(Dmytro “Henry” Aleksandrov, Headline USA) California‘s Marin County District Attorney Lori E. Frugoli announced that the charges against Black Lives Matter rioters who vandalized a statue of a Catholic saint were reduced following “an innovative restorative justice solution.”
According to the release by the Marin County District Attorney’s office, the vandals who spray-painted and tore down the statue of St. Junipero Serra at a Catholic parish in San Rafael, Calif., on Oct. 12, 2020, during a protest marking California’s “Indigenous People’s Day” had their charges reduced from felonies to misdemeanors. Catholic News Agency reported that the felony charges were originally filed in November 2020.
“It is the District Attorney’s Office’s goal to achieve a fair result on all cases, and I strongly believe justice was served on this one,” Frugoli stated in the release.
“While this issue has raised emotions because of the sensitivities around religion, community boundaries and historic inequities, the fact is that a resolution through accountability has been reached through restorative justice and that is a victory for this community.”
Archbishop Salvatore J. Cordileone responded to Frugoli and Marin County Deputy District Attorney Aicha Mievis.
“I am disturbed but not surprised. I have seen this happen too many times before.
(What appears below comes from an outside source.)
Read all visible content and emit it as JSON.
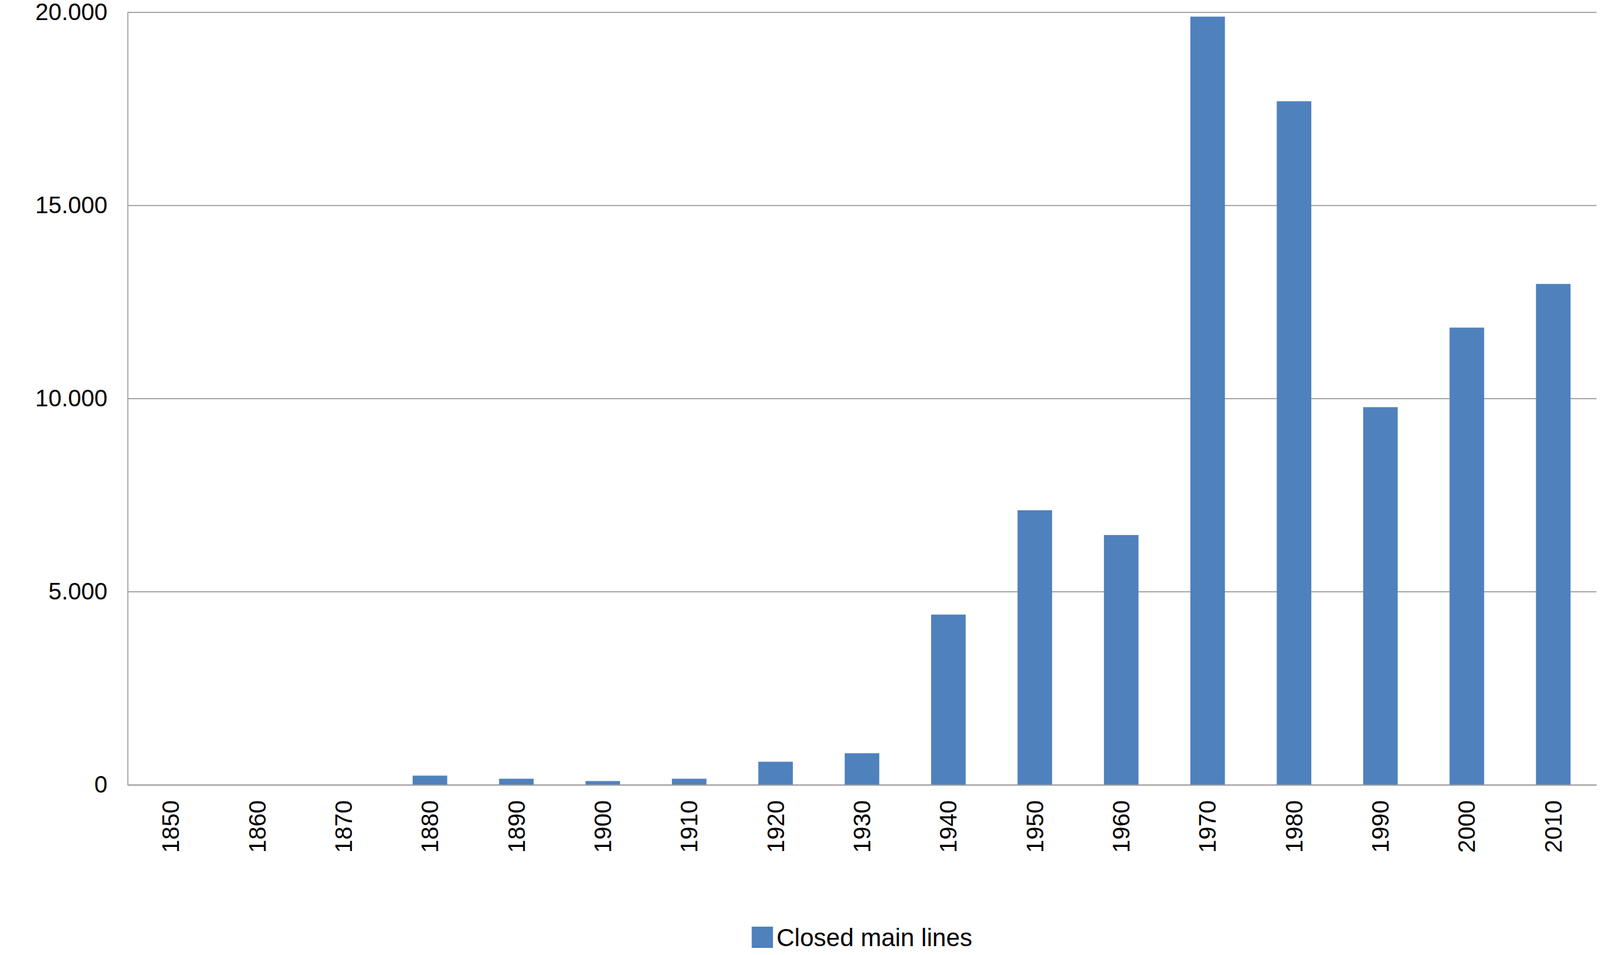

We are promised justice and equal treatment, only to have our legitimate concerns dismissed, and we ourselves treated as unworthy of consideration,” he wrote.
Cordileone then added that the reason why the charges were reduced was only because Catholics are not one of the “oppressed” groups in the United States.
“It is clear to me that this course of action would not have been taken with anyone else. In fact, this crime likely would have been charged as a hate crime, at least if it were perpetrated against certain other minority and vulnerable groups of people,” he wrote.
Cordileone then wrote that, unlike some of those “vulnerable” groups, Catholics are actually oppressed in the United States.
“There have been more than 100 attacks on Catholic Church property across the nation, including in the Archdiocese of San Francisco, one of which was someone firing a bullet into our Cathedral,” he wrote.
“Anti-Catholicism has a long and ugly history in this country. Now, with this decision, you have given the signal that attacks on Catholic houses of worship may continue without serious legal consequence.”